It takes more than just natural athleticism to be named SCMP's Student of the Year - Sportsperson. To be the best, it takes a strong dedication to your sport as well as a great effort to promote sport and exercise within the community. And on top of all of that, candidates must have good grades.
But awards and grades can only get you so far. The final decision for the ultimate winner of the Sportsperson award comes down to the interviews with the judging panel. And this year's selection of students made it hard for the judges to identify a clear frontrunner from such a strong group.
Judge and Deputy Secretary General, Sports Federation and Olympic Committee of Hong Kong and China, Kenneth Fok Kai-kong, expressed his admiration for the commitment he saw from this year's candidates. "I was very impressed today," he said. "They all spoke beautiful English. Their presentations clearly [highlighted] their long-term goals ... even at a young age, they plan ahead."
Fellow judge and lecturer at the Department of Sports Science & Physical Education at City University, Daniel Lee Chi-wo, agreed that the students exceeded expectations with their presentations. "Students today were between 15 and 17," he said. "Their presentations were all very mature. They can critically analyse their performance and plan how to improve. It's not easy to find your way to improve, not only physically, but mentally."
South China Morning Post Sports Editor and the final judge on the panel, Noel Prentice, was particularly impressed with the passion this year's group of candidates showed in their presentations. "This year the assessment choice is more even," he said. "You have to be at the top of your game with international awards and results, competing in Asia if not internationally in your age group." Prentice added that the calibre of students this year was particularly high, and all of them were already role models for other young athletes.

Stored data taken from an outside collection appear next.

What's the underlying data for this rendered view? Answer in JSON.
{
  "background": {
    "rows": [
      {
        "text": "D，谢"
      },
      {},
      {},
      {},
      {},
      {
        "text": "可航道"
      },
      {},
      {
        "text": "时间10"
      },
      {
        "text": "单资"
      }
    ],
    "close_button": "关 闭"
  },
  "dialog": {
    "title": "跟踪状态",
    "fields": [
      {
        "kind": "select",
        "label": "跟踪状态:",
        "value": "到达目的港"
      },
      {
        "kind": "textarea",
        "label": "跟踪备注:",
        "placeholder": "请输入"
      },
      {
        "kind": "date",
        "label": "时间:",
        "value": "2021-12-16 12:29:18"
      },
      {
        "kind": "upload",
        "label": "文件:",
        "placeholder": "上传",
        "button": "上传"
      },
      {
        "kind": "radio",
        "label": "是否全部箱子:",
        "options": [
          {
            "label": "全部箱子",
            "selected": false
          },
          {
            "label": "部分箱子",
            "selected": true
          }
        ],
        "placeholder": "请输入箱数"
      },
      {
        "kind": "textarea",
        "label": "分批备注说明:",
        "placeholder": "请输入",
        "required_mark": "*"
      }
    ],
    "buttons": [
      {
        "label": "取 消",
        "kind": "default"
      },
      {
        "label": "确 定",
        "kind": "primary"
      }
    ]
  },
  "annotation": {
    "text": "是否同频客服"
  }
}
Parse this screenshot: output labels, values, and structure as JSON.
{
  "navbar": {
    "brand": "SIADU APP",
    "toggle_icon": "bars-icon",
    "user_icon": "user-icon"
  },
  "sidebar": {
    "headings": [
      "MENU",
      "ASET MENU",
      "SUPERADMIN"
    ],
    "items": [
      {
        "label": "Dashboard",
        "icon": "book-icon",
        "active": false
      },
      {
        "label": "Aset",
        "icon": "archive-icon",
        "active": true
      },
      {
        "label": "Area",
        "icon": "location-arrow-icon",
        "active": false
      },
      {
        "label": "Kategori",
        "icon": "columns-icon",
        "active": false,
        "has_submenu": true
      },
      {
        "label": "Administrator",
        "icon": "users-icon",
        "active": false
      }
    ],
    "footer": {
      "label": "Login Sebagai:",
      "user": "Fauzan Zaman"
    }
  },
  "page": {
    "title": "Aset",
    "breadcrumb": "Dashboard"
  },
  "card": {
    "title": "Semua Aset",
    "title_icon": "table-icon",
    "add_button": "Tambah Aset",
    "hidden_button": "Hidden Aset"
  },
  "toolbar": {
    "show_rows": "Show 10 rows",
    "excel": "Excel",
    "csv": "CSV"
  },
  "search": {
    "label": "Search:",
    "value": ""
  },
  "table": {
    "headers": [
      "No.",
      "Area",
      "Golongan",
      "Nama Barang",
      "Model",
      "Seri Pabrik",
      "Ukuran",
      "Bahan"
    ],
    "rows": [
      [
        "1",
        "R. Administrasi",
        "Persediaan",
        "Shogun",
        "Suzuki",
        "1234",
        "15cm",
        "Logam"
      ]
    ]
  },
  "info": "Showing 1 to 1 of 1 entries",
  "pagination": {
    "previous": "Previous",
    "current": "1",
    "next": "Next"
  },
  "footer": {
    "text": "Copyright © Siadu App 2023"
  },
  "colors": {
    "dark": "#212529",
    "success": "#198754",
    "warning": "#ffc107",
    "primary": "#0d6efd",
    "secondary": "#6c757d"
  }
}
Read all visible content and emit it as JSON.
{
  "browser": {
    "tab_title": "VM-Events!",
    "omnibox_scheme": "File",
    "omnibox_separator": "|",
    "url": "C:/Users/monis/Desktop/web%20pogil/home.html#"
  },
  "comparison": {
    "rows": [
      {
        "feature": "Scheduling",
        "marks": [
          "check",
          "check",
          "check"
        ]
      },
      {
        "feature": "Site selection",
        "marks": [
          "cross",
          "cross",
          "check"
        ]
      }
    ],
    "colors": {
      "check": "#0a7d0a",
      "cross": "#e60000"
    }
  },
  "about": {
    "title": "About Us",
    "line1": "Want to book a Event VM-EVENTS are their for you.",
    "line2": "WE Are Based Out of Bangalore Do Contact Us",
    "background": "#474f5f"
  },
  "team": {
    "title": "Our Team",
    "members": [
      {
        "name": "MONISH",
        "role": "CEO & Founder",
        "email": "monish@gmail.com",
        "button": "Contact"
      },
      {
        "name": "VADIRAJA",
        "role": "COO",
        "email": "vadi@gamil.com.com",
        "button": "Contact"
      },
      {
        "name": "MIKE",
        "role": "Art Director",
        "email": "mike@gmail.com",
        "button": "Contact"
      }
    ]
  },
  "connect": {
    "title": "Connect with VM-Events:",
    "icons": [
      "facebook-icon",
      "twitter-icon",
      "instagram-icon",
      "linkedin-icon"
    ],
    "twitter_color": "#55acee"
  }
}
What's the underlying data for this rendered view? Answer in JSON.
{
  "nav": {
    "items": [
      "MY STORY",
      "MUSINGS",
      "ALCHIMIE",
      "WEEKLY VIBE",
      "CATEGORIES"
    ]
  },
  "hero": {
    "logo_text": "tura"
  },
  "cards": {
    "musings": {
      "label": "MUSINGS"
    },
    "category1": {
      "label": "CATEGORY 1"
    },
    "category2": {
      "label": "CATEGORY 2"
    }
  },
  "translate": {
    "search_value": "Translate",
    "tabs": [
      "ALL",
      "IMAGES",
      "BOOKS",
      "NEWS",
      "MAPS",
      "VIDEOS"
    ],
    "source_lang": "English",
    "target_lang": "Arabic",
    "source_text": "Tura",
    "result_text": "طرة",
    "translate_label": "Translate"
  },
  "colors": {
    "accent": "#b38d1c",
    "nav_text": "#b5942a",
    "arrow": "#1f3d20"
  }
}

Swimmer Jasmin Au, 16, a student from Maryknoll Convent School, feels lucky because her parents support her love of sport. "My mother always says: 'Attitude not aptitude determines your altitude'," she said. Jasmin practises four times a week and is swim captain of her school, as well as president of its sports association. While swimming is her favourite sport, it's not the only one she's involved in. "[Sport] is a part of my life," she says. "Gymnastics, athletics, hockey."
Fellow contestant Tina Ip Shuk-tin, a 14-year-old student from St Paul's Convent School, trains five or six days a week. She has represented Hong Kong in overseas badminton competitions. She admits that it's not always easy, even for those who love athletics.
"Fitness training is probably the worst part of it," she said, "but I have also learned the most through that training. I've learned not to be afraid of toughness."
Tina's goal is to win a medal at the junior world badminton championship, and she already knows she wants a career in sport. "I am happy when I play badminton. I want to be the best badminton player, hopefully in the world."
Jasmin also plans on picking a career which will be helped by her love of sport. "My ultimate goal is to become a physiotherapist," she says. "I am fascinated with how the body works when we do exercise."
Prentice hopes that the success of these young athletic achievers will inspire others around Hong Kong.
"They have a bright future before them," he said. "They are the future of Hong Kong sport, they need a lot of guidance and investment. The government needs to nurture these talents and invest in them."
More importantly, the judges said sport and exercise play an important role in helping students become well-rounded individuals. "Parents often don't realise that playing in a team helps develop life skills, leadership skills," says Prentice.
And Tina agrees: "Sport makes people happy and helps students to study."